The Cabinet Office has published Procurement Policy Note 05/21 (“PPN 05/21”) giving information and guidance on the National Procurement Policy Statement. It demonstrates continued emphasis on how spending can be used to increase social value in society: supporting economic growth, helping communities recover from the pandemic, and aiding the net zero transition.
This comes at a time when the Government is developing widespread legislative reforms (as detailed in the Green Paper on Transforming Public Procurement and our associated Law-Now) with a view to leveraging public procurement to better meet the needs of those in the UK. In its Green Paper the Cabinet Office signalled its intention to legislate to require authorities to have regard to the National Procurement Policy Statement when conducting procurement activity.
Our Law-Now of 25 February 2021 (link here and related PPN 06/20 here) noted a growing focus on this topic - from January 2021, the UK Government requires minimum 10% of procurement scores to be allocated to social value.
In a similar vein, our Law-Now of 24 March 2021 (link here)commented on the more recent inclusion of fair work practices within Scottish procurement.
Therefore, while social value is not a new concept, PPN 05/21 is further evidence of a clear direction of travel.
Going forward, central government departments, executive agencies, non-departmental public bodies, local authorities, NHS bodies and the wider public sector across England are required to support public benefit at national and local levels.
The National Procurement Policy Statement sets out the national priorities which must be considered – where it is both proportionate and relevant to the contract subject matter:
Creating new businesses, new jobs and new skills:
increasing opportunities for entrepreneurship and greater business creation;
increasing employment opportunities for those facing barriers or those who live in disadvantaged areas; and
extending training opportunities to those in industries with skill shortages or high growth sectors.
Tackling climate change and reducing waste:
assisting the UK Government with their net zero target;
reducing waste, improving efficiency, and moving towards a circular economy; and
identifying and prioritising opportunities in sustainable procurement.
Improving supplier diversity, innovation and resilience:
create diverse supply chains to include start-ups, SMSEs and VCSEs;
encourage the wider adoption of innovation; and
modernise deliver and increase productivity.
What does this mean for procurement?
All contracting authorities to which the PPN applies should consider whether they currently have effective policies in place to deliver the requirements of the National Procurement Policy Statement. They should also consider whether they have the organisational capability and capacity to deliver value for money with regard to their procurement skills and other local priorities.

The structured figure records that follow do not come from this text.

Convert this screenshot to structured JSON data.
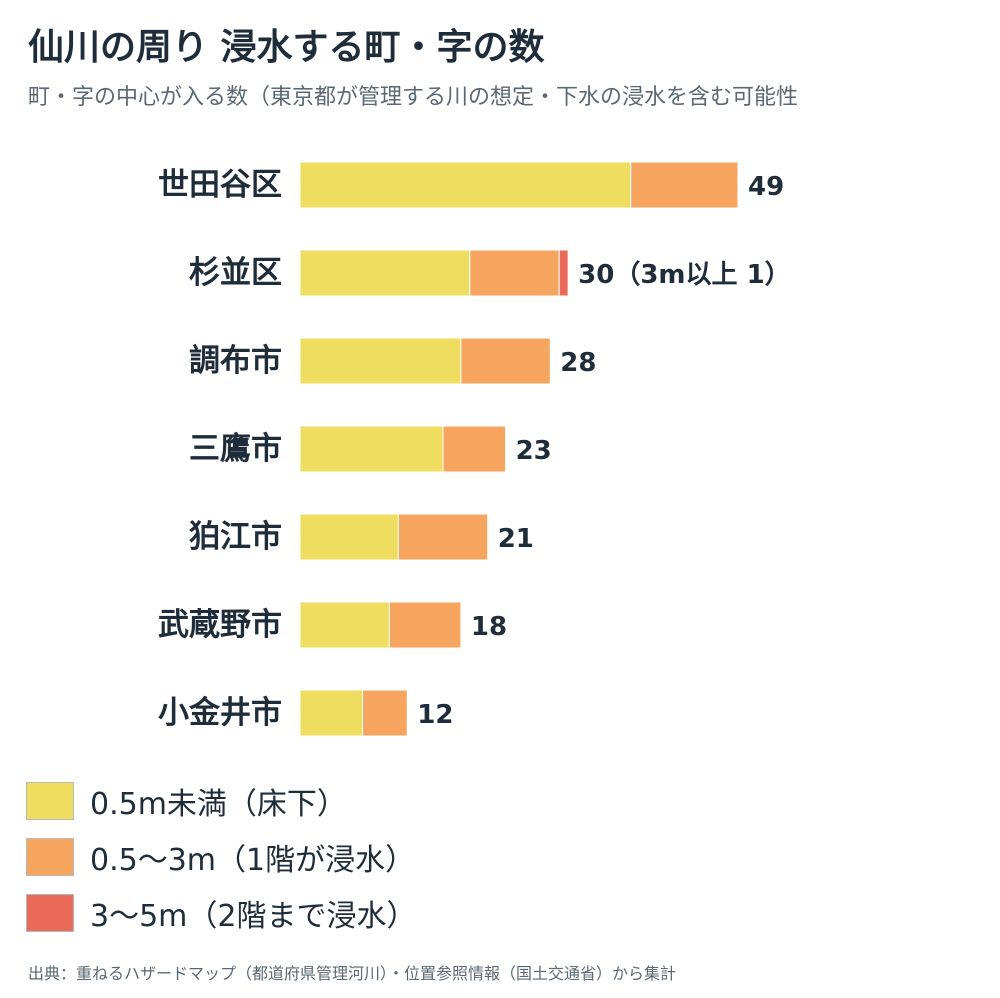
{
  "title": "仙川の周り 浸水する町・字の数",
  "subtitle": "町・字の中心が入る数（東京都が管理する川の想定・下水の浸水を含む可能性",
  "source": "出典：重ねるハザードマップ（都道府県管理河川）・位置参照情報（国土交通省）から集計",
  "colors": {
    "under_0_5m": "#eedd5e",
    "from_0_5_to_3m": "#f5a55e",
    "from_3_to_5m": "#ea6a5a"
  },
  "legend": [
    {
      "label": "0.5m未満（床下）",
      "color": "#eedd5e"
    },
    {
      "label": "0.5〜3m（1階が浸水）",
      "color": "#f5a55e"
    },
    {
      "label": "3〜5m（2階まで浸水）",
      "color": "#ea6a5a"
    }
  ],
  "chart_data": {
    "type": "bar",
    "orientation": "horizontal",
    "stacked": true,
    "categories": [
      "世田谷区",
      "杉並区",
      "調布市",
      "三鷹市",
      "狛江市",
      "武蔵野市",
      "小金井市"
    ],
    "series": [
      {
        "name": "0.5m未満（床下）",
        "color": "#eedd5e",
        "values": [
          37,
          19,
          18,
          16,
          11,
          10,
          7
        ]
      },
      {
        "name": "0.5〜3m（1階が浸水）",
        "color": "#f5a55e",
        "values": [
          12,
          10,
          10,
          7,
          10,
          8,
          5
        ]
      },
      {
        "name": "3〜5m（2階まで浸水）",
        "color": "#ea6a5a",
        "values": [
          0,
          1,
          0,
          0,
          0,
          0,
          0
        ]
      }
    ],
    "totals": [
      49,
      30,
      28,
      23,
      21,
      18,
      12
    ],
    "total_labels": [
      "49",
      "30（3m以上 1）",
      "28",
      "23",
      "21",
      "18",
      "12"
    ],
    "xlim": [
      0,
      49
    ],
    "grid": false,
    "legend_position": "bottom-left"
  }
}
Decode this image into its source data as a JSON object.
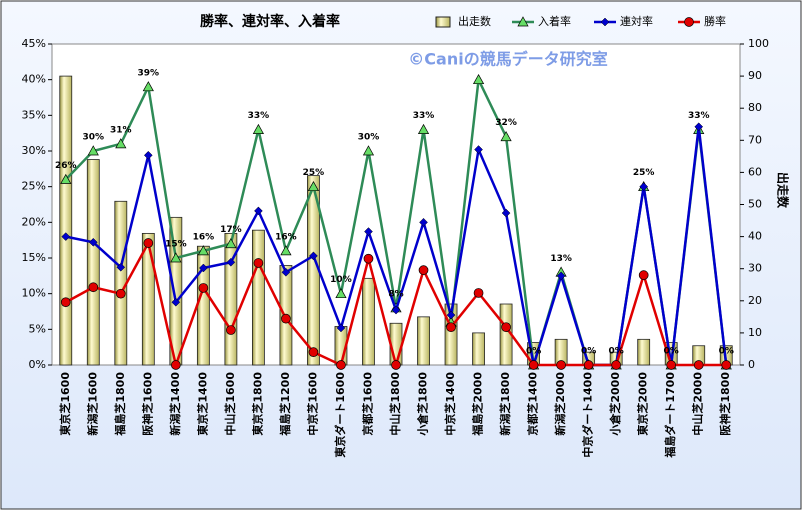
{
  "chart_data": {
    "type": "bar",
    "title": "勝率、連対率、入着率",
    "annotation": "©Caniの競馬データ研究室",
    "y2label": "出走数",
    "categories": [
      "東京芝1600",
      "新潟芝1600",
      "福島芝1800",
      "阪神芝1600",
      "新潟芝1400",
      "東京芝1400",
      "中山芝1600",
      "東京芝1800",
      "福島芝1200",
      "中京芝1600",
      "東京ダート1600",
      "京都芝1600",
      "中山芝1800",
      "小倉芝1800",
      "中京芝1400",
      "福島芝2000",
      "新潟芝1800",
      "京都芝1400",
      "新潟芝2000",
      "中京ダート1400",
      "小倉芝2000",
      "東京芝2000",
      "福島ダート1700",
      "中山芝2000",
      "阪神芝1800"
    ],
    "ylim": [
      0,
      45
    ],
    "yticks": [
      {
        "value": 0,
        "label": "0%"
      },
      {
        "value": 5,
        "label": "5%"
      },
      {
        "value": 10,
        "label": "10%"
      },
      {
        "value": 15,
        "label": "15%"
      },
      {
        "value": 20,
        "label": "20%"
      },
      {
        "value": 25,
        "label": "25%"
      },
      {
        "value": 30,
        "label": "30%"
      },
      {
        "value": 35,
        "label": "35%"
      },
      {
        "value": 40,
        "label": "40%"
      },
      {
        "value": 45,
        "label": "45%"
      }
    ],
    "y2lim": [
      0,
      100
    ],
    "y2ticks": [
      0,
      10,
      20,
      30,
      40,
      50,
      60,
      70,
      80,
      90,
      100
    ],
    "legend": "top",
    "series": [
      {
        "name": "出走数",
        "type": "bar",
        "axis": "y2",
        "color": "#f2f0a0",
        "values": [
          90,
          64,
          51,
          41,
          46,
          37,
          41,
          42,
          31,
          59,
          12,
          27,
          13,
          15,
          19,
          10,
          19,
          7,
          8,
          4,
          4,
          8,
          7,
          6,
          6
        ]
      },
      {
        "name": "入着率",
        "type": "line",
        "marker": "triangle",
        "color": "#2e8b57",
        "marker_color": "#66dd66",
        "values": [
          26,
          30,
          31,
          39,
          15,
          16,
          17,
          33,
          16,
          25,
          10,
          30,
          8,
          33,
          6,
          40,
          32,
          0,
          13,
          0,
          0,
          25,
          0,
          33,
          0
        ],
        "value_labels": [
          "26%",
          "30%",
          "31%",
          "39%",
          "15%",
          "16%",
          "17%",
          "33%",
          "16%",
          "25%",
          "10%",
          "30%",
          "8%",
          "33%",
          null,
          null,
          "32%",
          "0%",
          "13%",
          "0%",
          "0%",
          "25%",
          "0%",
          "33%",
          "0%"
        ]
      },
      {
        "name": "連対率",
        "type": "line",
        "marker": "diamond",
        "color": "#0000cc",
        "marker_color": "#0000cc",
        "values": [
          18,
          17.2,
          13.7,
          29.4,
          8.8,
          13.6,
          14.4,
          21.6,
          13,
          15.3,
          5.2,
          18.7,
          7.7,
          20,
          7,
          30.2,
          21.3,
          0,
          12.5,
          0,
          0,
          25,
          0,
          33.4,
          0
        ]
      },
      {
        "name": "勝率",
        "type": "line",
        "marker": "circle",
        "color": "#e00000",
        "marker_color": "#e00000",
        "values": [
          8.8,
          10.9,
          10,
          17.1,
          0,
          10.8,
          4.9,
          14.3,
          6.5,
          1.8,
          0,
          14.9,
          0,
          13.3,
          5.3,
          10.1,
          5.3,
          0,
          0,
          0,
          0,
          12.6,
          0,
          0,
          0
        ]
      }
    ]
  }
}
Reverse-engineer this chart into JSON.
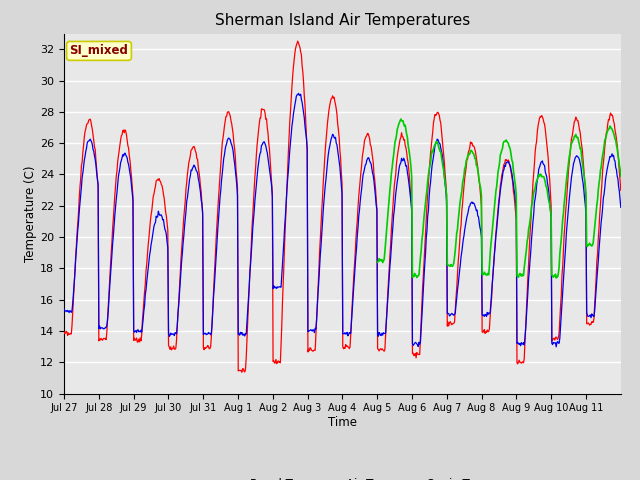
{
  "title": "Sherman Island Air Temperatures",
  "xlabel": "Time",
  "ylabel": "Temperature (C)",
  "ylim": [
    10,
    33
  ],
  "yticks": [
    10,
    12,
    14,
    16,
    18,
    20,
    22,
    24,
    26,
    28,
    30,
    32
  ],
  "fig_facecolor": "#d8d8d8",
  "plot_bg_color": "#e8e8e8",
  "grid_color": "#ffffff",
  "panel_color": "#ff0000",
  "air_color": "#0000ee",
  "sonic_color": "#00cc00",
  "legend_label_box": "SI_mixed",
  "legend_label_box_facecolor": "#ffffcc",
  "legend_label_box_edgecolor": "#cccc00",
  "legend_label_box_textcolor": "#880000",
  "xtick_labels": [
    "Jul 27",
    "Jul 28",
    "Jul 29",
    "Jul 30",
    "Jul 31",
    "Aug 1",
    "Aug 2",
    "Aug 3",
    "Aug 4",
    "Aug 5",
    "Aug 6",
    "Aug 7",
    "Aug 8",
    "Aug 9",
    "Aug 10",
    "Aug 11"
  ]
}
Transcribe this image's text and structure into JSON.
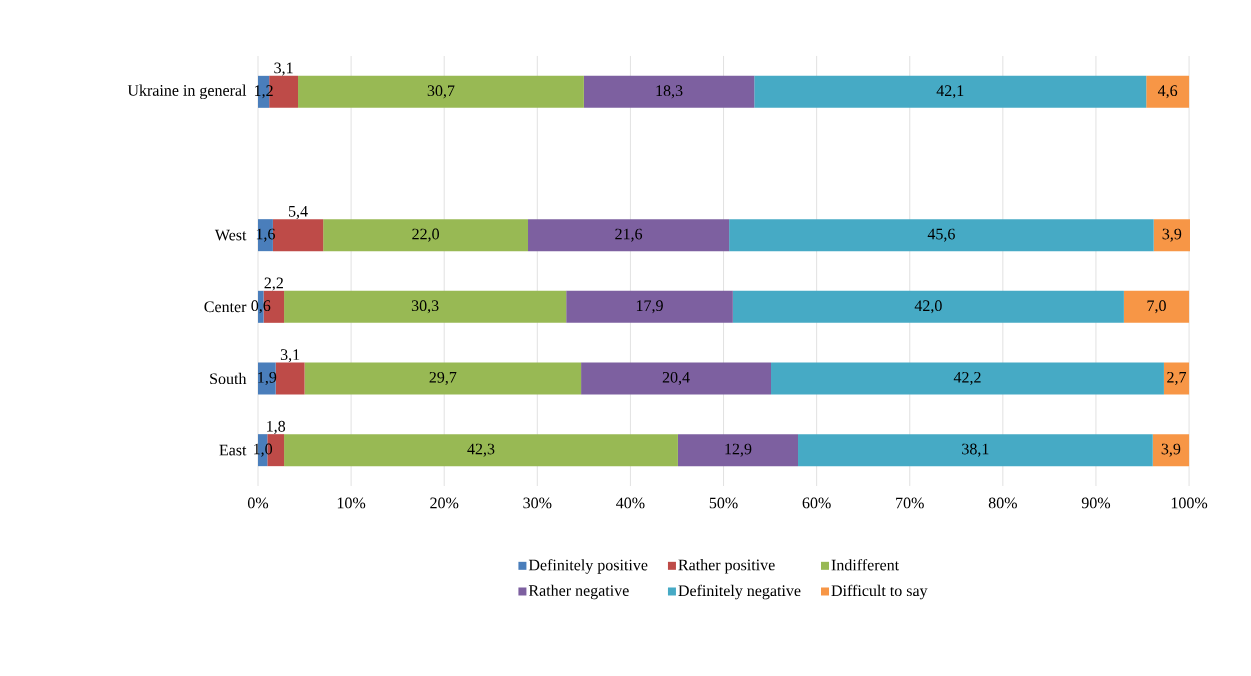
{
  "chart_data": {
    "type": "bar",
    "orientation": "horizontal",
    "stacked": true,
    "categories": [
      "Ukraine in general",
      null,
      "West",
      "Center",
      "South",
      "East"
    ],
    "series": [
      {
        "name": "Definitely positive",
        "color": "#4a7ebb",
        "values": [
          1.2,
          null,
          1.6,
          0.6,
          1.9,
          1.0
        ],
        "value_labels": [
          "1,2",
          null,
          "1,6",
          "0,6",
          "1,9",
          "1,0"
        ]
      },
      {
        "name": "Rather positive",
        "color": "#be4b48",
        "values": [
          3.1,
          null,
          5.4,
          2.2,
          3.1,
          1.8
        ],
        "value_labels": [
          "3,1",
          null,
          "5,4",
          "2,2",
          "3,1",
          "1,8"
        ]
      },
      {
        "name": "Indifferent",
        "color": "#98b954",
        "values": [
          30.7,
          null,
          22.0,
          30.3,
          29.7,
          42.3
        ],
        "value_labels": [
          "30,7",
          null,
          "22,0",
          "30,3",
          "29,7",
          "42,3"
        ]
      },
      {
        "name": "Rather negative",
        "color": "#7d60a0",
        "values": [
          18.3,
          null,
          21.6,
          17.9,
          20.4,
          12.9
        ],
        "value_labels": [
          "18,3",
          null,
          "21,6",
          "17,9",
          "20,4",
          "12,9"
        ]
      },
      {
        "name": "Definitely negative",
        "color": "#46aac5",
        "values": [
          42.1,
          null,
          45.6,
          42.0,
          42.2,
          38.1
        ],
        "value_labels": [
          "42,1",
          null,
          "45,6",
          "42,0",
          "42,2",
          "38,1"
        ]
      },
      {
        "name": "Difficult to say",
        "color": "#f79646",
        "values": [
          4.6,
          null,
          3.9,
          7.0,
          2.7,
          3.9
        ],
        "value_labels": [
          "4,6",
          null,
          "3,9",
          "7,0",
          "2,7",
          "3,9"
        ]
      }
    ],
    "xlim": [
      0,
      100.1
    ],
    "xticks": [
      {
        "value": 0,
        "label": "0%"
      },
      {
        "value": 10,
        "label": "10%"
      },
      {
        "value": 20,
        "label": "20%"
      },
      {
        "value": 30,
        "label": "30%"
      },
      {
        "value": 40,
        "label": "40%"
      },
      {
        "value": 50,
        "label": "50%"
      },
      {
        "value": 60,
        "label": "60%"
      },
      {
        "value": 70,
        "label": "70%"
      },
      {
        "value": 80,
        "label": "80%"
      },
      {
        "value": 90,
        "label": "90%"
      },
      {
        "value": 100,
        "label": "100%"
      }
    ],
    "grid": "x",
    "legend": "bottom"
  }
}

The National Procurement Policy Statement outcomes are in all cases to be relevant to the contract and proportionate to the subject matter. Emphasis has been placed on the necessity to balance these outcomes with the core purpose of the contract. Commercial experts should be involved in the development of the business case of the project from the beginning to ensure that the procurement specification is a result of the strategic and economic elements of the business case.
The Cabinet Office has also emphasised that this guidance does not mean that procurement teams must select the lowest price bid. In contrast, they should draft the contract terms and consider and evaluate tenders taking a broad view of value for money which includes enhancing social welfare and wellbeing (in line with HM Treasury’s Green Book). An example of how this can be done is by incorporating award criteria into tender requirements which will encourage social, economic and environmental benefits to be at the front of bidders’ minds.
The UK Government intends to introduce legislation to ensure that the National Procurement Policy Statement is adhered to and to require contracting authorities to both publish procurement pipelines and to benchmark their procurement capability (in each case subject to a financial threshold test).
PPN 05/21 builds on the emerging social value policy and is a positive indicator that there are long term objectives here and that more is to come. There is increasing pressure on businesses to show their commitment to ethical, environmental, social and governance issues, and PPN 05/21 provides the next step in encouraging relevant contracting authorities to do so. The Government’s intention to legislate on this topic further emphasises its commitment to progressing policy in this area.
Article co-authored by Rebecca Murray.